Speaker
Description
Compact stellar objects are promising cosmic laboratories to test fundamental interactions, in particular they could shed light on the nature of dark matter (DM). DM captured by the strong gravitational field of these stellar remnants transfers kinetic energy to the star during the collision. This together with further DM annihilation in the stellar interior can have various observational consequences such as the anomalous heating of old compact stars. A key ingredient to derive bounds on DM interactions in any scenario involving the accumulation of DM in a star is the proper calculation of the capture rate. We improve former calculations of the capture rate in both white dwarfs (WDs) and neutron stars (NSs), which rely on approximations or simplifying assumptions. We model the stellar interior and related microphysics by assuming an equation of state and solving the Tolman-Oppenheimer-Volkoff equations. Aside from the stellar structure, we account for gravitational focusing, a fully relativistic scattering treatment when relevant, the star opacity, multiple scattering effects, Pauli blocking when light DM scatters off degenerate targets, realistic form factors, and strong interactions in the case of baryonic NS target species.

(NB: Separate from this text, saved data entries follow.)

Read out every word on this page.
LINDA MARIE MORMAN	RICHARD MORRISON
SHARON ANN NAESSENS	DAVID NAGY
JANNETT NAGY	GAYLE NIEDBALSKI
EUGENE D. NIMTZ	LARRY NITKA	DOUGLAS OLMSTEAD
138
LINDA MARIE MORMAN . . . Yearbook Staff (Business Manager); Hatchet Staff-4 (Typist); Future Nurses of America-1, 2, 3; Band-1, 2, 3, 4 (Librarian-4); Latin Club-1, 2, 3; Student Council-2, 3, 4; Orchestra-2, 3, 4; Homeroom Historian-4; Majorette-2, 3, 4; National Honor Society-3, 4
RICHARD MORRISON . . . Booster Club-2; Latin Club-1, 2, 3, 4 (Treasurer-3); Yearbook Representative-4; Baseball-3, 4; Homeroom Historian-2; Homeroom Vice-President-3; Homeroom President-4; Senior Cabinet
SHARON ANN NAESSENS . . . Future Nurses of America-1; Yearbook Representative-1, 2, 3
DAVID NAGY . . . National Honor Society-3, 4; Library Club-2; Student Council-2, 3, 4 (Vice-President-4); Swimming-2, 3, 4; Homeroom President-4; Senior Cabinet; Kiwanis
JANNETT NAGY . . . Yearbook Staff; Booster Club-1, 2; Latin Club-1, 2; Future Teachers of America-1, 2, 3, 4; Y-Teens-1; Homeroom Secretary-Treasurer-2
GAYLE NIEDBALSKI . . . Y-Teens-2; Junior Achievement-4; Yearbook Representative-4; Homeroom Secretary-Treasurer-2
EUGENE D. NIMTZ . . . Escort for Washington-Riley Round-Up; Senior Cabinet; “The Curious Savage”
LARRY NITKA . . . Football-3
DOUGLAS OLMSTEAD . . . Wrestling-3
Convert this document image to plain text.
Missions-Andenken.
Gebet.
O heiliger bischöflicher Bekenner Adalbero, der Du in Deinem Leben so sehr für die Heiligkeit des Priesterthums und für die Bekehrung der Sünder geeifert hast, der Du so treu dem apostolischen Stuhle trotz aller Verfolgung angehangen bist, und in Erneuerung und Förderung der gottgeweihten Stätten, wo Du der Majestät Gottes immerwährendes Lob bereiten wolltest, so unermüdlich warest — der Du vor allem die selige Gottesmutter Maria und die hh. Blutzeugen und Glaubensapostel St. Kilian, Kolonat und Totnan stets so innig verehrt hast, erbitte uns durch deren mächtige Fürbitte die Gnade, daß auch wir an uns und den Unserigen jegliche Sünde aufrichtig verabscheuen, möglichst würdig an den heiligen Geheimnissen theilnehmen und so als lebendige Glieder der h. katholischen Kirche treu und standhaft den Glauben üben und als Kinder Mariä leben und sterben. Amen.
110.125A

For WDs, we consider DM scattering off the non-degenerate ions and the degenerate electrons. Using an effective field theory approach, we show that if there is DM in the innermost region of the globular cluster Messier 4, which contains old WDs, these WDs can probe the elusive sub-GeV mass range for both DM-nucleon and DM-electron scattering. In NSs, DM can be captured via collisions with strongly degenerate nucleons, relativistic leptons, and hyperonic matter which may exist in the ultra-dense core of heavy NSs. We project the potential NS sensitivity to DM-lepton and DM-nucleon scattering which greatly exceeds that of direct detection experiments.